When Messam spoke to the Observer two weeks ago, almost 400 people in Miramar had tested positive for COVID-19, making it the third-highest rate for Broward County. It could have been higher, he stressed, had preventative measures not been in place.

“We were one of the first cities to issue a state of emergency, one of the first cities to declare a stay-at-home order, as well as require residents to wear facial covering so we could do our part to slow down the pandemic,” he said.

Last week, Miramar's COVID-19 response got a boost with the installation of a walk-up testing site. Previously, testing for constituents took place at CB Smith Park and Hard Rock Café in neighbouring cities Pembroke Pines and Hollywood, respectively.

While no COVID-19 deaths have been recorded in Miramar, the city has not escaped the economic downturn sweeping the US. On May 13 the city manager announced that some employees, including police officers and firefighters, would face furloughs starting in June and ending December.

After wide-scale protests, that decision has been reversed.

Leading the charge against a killer virus came nearly one year after Messam launched his long shot campaign for US president. He called time on that run in November due to lack of funding.

Messam is the fourth of five children born to parents from Maidstone, Manchester. His father Hubert was a farm worker; his mother Delsey was employed as a domestic helper.

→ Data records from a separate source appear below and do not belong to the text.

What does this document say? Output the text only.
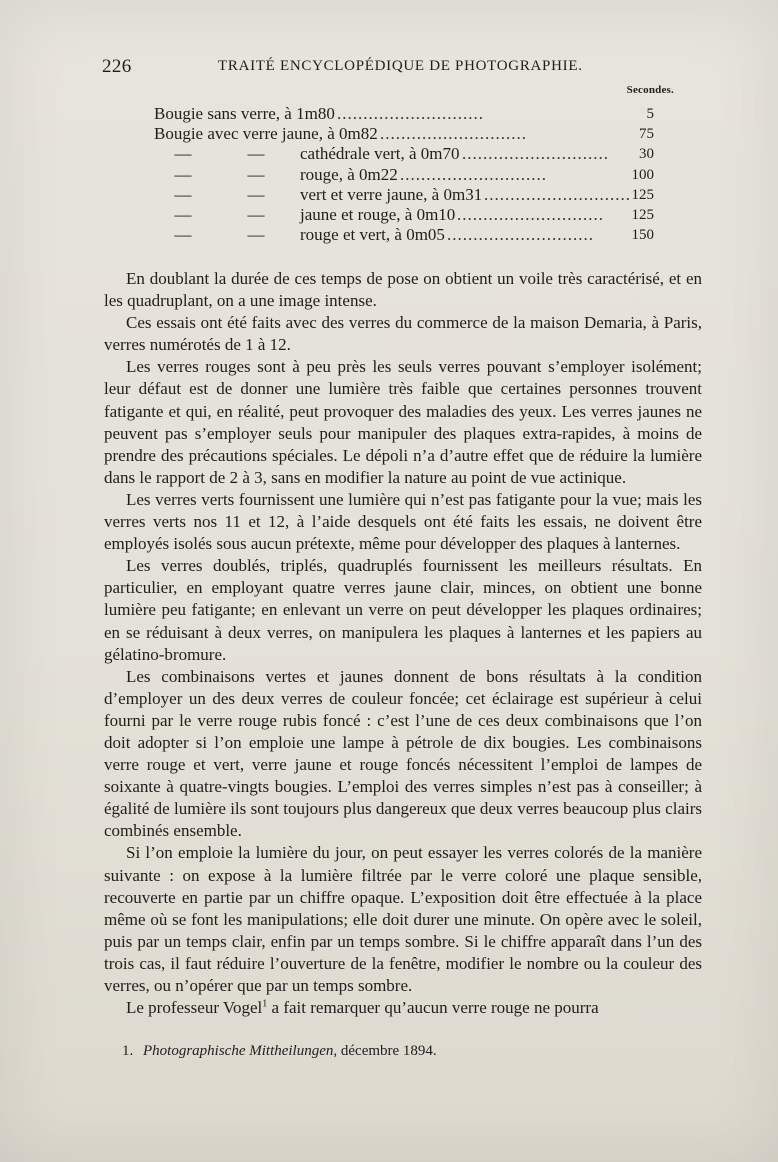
226	TRAITÉ ENCYCLOPÉDIQUE DE PHOTOGRAPHIE.
Secondes.
Bougie sans verre, à 1m80 ............................	5
Bougie avec verre jaune, à 0m82 ............................	75
—	— cathédrale vert, à 0m70 ............................	30
—	— rouge, à 0m22 ............................	100
—	— vert et verre jaune, à 0m31 ............................ 125
—	— jaune et rouge, à 0m10 ............................	125
—	— rouge et vert, à 0m05 ............................	150

En doublant la durée de ces temps de pose on obtient un voile très caractérisé, et en les quadruplant, on a une image intense.

Ces essais ont été faits avec des verres du commerce de la maison Demaria, à Paris, verres numérotés de 1 à 12.

Les verres rouges sont à peu près les seuls verres pouvant s’employer isolément; leur défaut est de donner une lumière très faible que certaines personnes trouvent fatigante et qui, en réalité, peut provoquer des maladies des yeux. Les verres jaunes ne peuvent pas s’employer seuls pour manipuler des plaques extra-rapides, à moins de prendre des précautions spéciales. Le dépoli n’a d’autre effet que de réduire la lumière dans le rapport de 2 à 3, sans en modifier la nature au point de vue actinique.

Les verres verts fournissent une lumière qui n’est pas fatigante pour la vue; mais les verres verts nos 11 et 12, à l’aide desquels ont été faits les essais, ne doivent être employés isolés sous aucun prétexte, même pour développer des plaques à lanternes.

Les verres doublés, triplés, quadruplés fournissent les meilleurs résultats. En particulier, en employant quatre verres jaune clair, minces, on obtient une bonne lumière peu fatigante; en enlevant un verre on peut développer les plaques ordinaires; en se réduisant à deux verres, on manipulera les plaques à lanternes et les papiers au gélatino-bromure.

Les combinaisons vertes et jaunes donnent de bons résultats à la condition d’employer un des deux verres de couleur foncée; cet éclairage est supérieur à celui fourni par le verre rouge rubis foncé : c’est l’une de ces deux combinaisons que l’on doit adopter si l’on emploie une lampe à pétrole de dix bougies. Les combinaisons verre rouge et vert, verre jaune et rouge foncés nécessitent l’emploi de lampes de soixante à quatre-vingts bougies. L’emploi des verres simples n’est pas à conseiller; à égalité de lumière ils sont toujours plus dangereux que deux verres beaucoup plus clairs combinés ensemble.

Si l’on emploie la lumière du jour, on peut essayer les verres colorés de la manière suivante : on expose à la lumière filtrée par le verre coloré une plaque sensible, recouverte en partie par un chiffre opaque. L’exposition doit être effectuée à la place même où se font les manipulations; elle doit durer une minute. On opère avec le soleil, puis par un temps clair, enfin par un temps sombre. Si le chiffre apparaît dans l’un des trois cas, il faut réduire l’ouverture de la fenêtre, modifier le nombre ou la couleur des verres, ou n’opérer que par un temps sombre.

Le professeur Vogel$^1$ a fait remarquer qu’aucun verre rouge ne pourra

1. Photographische Mittheilungen, décembre 1894.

He and a younger brother were born in the US, growing up in West Palm Beach. A star football player at Florida State University, Messam began his public career in 2011 as a Miramar City commissioner. Four years later he defeated the incumbent Lori Cohen Moseley for mayor in a tight race. He won re-election easily in 2019.

Messam, who owns a construction company, is married with three children. He has no regrets about his presidential bid.

“There were several positives from it. One being that Americans got to see that the country belongs to all of us, not just the elites. The campaign showed that someone from an immigrant background defied all the odds to become a public servant with a track record of success,” he said.